If you feel like you need some help with your own emotional regulation and expression, some individual, group, or family therapy sessions can certainly assist you in this.
Know when to step away.
When your teen is angry, it’s important to stay professional and businesslike. Part of this includes refraining from snapping or yelling, as this will only escalate the situation. Instead, set healthy limits and boundaries, speak professionally, and know when to step away and take a time out should you feel that things are becoming too heated. These are healthy habits to model for your teen that will help prevent situations from growing out of control while lessening conflict in the home.
Set limits and boundaries for anger for your teen.
When your teen is angry, set limits surrounding what is and is not an acceptable expression of that anger. These rules can include not throwing objects, not breaking objects, not swearing or verbally abusing another person, etc. Once these limits are set, be consistent in holding your teen accountable, and have consequences in place for if your teen fails to abide by those limits. Have them replace any items they break and apologize to those they hurt with their words or actions. Do this all in a very businesslike manner.
Don't micromanage or criticize your teen.
While teens do need managing, and a bit of constructive criticism can do a great deal of good, it’s important to refrain from being overly critical of your teen. They are in a delicate stage of development, and consistent criticism can have a negative impact on that development. It is also important to choose your battles and refrain from micromanaging. Having a teen who is angry and acting out may naturally cause you to want to tighten the reigns and watch their every move, but this can cause them to act out even more as their need for autonomy will grow even stronger. Allow them opportunities to make their own choices when possible and enforce the consequences of any rules they do not follow. No teen is perfect, and it is unrealistic to expect them to be obedient 100% of the time. However, consistency with consequences when they mess up is an important learning tool.
Spend quality time together and show a genuine interest in your teen’s life.

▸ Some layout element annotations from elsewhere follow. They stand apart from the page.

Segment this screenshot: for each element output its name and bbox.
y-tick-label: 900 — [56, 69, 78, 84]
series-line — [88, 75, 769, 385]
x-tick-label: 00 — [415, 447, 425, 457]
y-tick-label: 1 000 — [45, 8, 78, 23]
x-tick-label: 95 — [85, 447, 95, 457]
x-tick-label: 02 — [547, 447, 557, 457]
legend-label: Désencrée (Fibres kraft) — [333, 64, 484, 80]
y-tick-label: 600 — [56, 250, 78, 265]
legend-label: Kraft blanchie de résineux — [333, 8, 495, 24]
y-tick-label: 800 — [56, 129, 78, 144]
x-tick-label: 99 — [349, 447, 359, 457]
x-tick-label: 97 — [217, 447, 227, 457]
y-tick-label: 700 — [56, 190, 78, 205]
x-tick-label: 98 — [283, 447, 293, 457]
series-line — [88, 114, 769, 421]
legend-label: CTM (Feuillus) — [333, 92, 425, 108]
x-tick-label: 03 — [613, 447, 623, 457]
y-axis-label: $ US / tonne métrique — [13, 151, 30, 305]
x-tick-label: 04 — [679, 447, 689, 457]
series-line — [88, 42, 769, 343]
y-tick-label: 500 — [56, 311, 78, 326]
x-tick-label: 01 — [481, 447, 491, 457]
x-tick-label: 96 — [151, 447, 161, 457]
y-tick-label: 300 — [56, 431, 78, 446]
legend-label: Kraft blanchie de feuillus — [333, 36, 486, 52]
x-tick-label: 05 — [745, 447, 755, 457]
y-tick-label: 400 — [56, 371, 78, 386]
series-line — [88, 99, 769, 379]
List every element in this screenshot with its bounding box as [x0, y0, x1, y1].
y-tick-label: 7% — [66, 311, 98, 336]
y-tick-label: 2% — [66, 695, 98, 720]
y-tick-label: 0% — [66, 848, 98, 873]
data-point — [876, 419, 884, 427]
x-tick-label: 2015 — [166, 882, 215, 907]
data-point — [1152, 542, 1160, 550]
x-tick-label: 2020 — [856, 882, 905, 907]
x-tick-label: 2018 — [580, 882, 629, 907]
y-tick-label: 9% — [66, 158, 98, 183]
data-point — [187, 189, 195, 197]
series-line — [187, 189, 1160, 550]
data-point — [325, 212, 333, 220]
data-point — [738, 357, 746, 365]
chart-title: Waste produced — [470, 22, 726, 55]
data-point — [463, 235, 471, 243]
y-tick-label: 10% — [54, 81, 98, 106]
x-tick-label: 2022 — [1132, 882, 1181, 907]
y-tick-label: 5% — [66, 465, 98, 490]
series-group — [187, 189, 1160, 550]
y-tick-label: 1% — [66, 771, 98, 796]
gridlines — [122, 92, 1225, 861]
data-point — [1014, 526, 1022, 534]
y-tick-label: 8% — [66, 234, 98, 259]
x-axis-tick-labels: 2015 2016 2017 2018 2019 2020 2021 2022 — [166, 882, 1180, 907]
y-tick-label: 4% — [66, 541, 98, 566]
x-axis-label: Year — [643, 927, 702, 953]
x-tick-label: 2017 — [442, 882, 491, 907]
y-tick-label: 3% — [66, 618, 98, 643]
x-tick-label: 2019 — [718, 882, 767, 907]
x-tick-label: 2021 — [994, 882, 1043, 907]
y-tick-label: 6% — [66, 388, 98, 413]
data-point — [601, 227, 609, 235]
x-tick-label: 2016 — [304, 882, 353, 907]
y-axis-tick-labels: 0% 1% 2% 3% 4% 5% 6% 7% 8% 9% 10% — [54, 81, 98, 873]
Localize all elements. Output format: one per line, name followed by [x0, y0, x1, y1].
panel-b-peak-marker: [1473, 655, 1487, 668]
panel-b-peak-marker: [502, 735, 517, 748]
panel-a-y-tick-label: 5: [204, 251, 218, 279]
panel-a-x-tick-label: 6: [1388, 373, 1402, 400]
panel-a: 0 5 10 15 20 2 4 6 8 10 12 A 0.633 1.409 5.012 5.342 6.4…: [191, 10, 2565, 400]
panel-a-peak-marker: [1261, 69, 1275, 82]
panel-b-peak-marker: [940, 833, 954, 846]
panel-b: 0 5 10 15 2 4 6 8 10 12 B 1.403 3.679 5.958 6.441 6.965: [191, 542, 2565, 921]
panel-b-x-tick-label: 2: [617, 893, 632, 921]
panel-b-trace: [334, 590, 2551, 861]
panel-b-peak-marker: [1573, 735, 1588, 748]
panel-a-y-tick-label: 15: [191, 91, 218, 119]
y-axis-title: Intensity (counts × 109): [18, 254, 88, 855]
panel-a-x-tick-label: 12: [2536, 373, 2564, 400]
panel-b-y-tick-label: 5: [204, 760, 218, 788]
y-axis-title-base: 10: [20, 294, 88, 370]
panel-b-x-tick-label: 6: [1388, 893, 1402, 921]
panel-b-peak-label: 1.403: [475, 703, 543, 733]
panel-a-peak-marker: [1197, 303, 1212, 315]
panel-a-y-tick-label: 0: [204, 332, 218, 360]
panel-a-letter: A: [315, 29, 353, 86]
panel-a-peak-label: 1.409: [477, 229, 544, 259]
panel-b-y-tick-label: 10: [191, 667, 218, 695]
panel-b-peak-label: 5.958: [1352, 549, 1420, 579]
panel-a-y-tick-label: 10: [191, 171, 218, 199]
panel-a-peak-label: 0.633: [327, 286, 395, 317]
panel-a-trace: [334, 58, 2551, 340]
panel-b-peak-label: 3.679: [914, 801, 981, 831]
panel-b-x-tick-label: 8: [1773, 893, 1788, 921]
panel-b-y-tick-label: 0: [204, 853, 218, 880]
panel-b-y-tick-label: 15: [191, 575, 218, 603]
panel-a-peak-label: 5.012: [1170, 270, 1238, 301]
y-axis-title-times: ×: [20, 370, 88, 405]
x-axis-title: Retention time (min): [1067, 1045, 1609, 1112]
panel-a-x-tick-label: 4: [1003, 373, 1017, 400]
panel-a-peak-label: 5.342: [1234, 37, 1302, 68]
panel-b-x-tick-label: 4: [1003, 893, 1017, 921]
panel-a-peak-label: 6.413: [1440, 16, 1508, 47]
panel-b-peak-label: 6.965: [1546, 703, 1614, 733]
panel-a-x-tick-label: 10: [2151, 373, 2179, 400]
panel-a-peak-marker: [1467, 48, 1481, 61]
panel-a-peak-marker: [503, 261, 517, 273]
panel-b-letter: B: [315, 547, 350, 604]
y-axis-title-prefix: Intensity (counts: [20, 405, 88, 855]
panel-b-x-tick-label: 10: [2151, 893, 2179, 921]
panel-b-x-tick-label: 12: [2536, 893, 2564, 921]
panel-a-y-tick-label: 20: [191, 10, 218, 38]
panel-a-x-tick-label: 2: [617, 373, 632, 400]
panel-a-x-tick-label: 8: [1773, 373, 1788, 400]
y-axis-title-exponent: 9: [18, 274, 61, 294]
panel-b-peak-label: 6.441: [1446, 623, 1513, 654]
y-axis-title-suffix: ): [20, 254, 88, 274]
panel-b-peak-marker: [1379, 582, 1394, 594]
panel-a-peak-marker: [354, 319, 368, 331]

Even though it may not feel like this, your teen really values your time and interest in their life. Spending quality time with your teen is important. Make some time to do some of your favorite things together, and check in with your teen, as some of the things you enjoyed doing together when they were younger have likely changed. This is to be expected. Ask your teen if there are some new things that they’d like to do together. Perhaps there’s a movie you could see together, a restaurant they’d like to try, an activity the two of you enjoy doing together, a place you’d both like to travel to on a vacation, etc. Showing interest in your teen and his or her interests, hobbies, and favorite things holds a lot of power, as it can deepen your connection and help your teen feel understood and accepted. You may not always see eye to eye, but showing an interest in getting to know your son or daughter better is one of the most powerful, healing things a parent can do for their teen.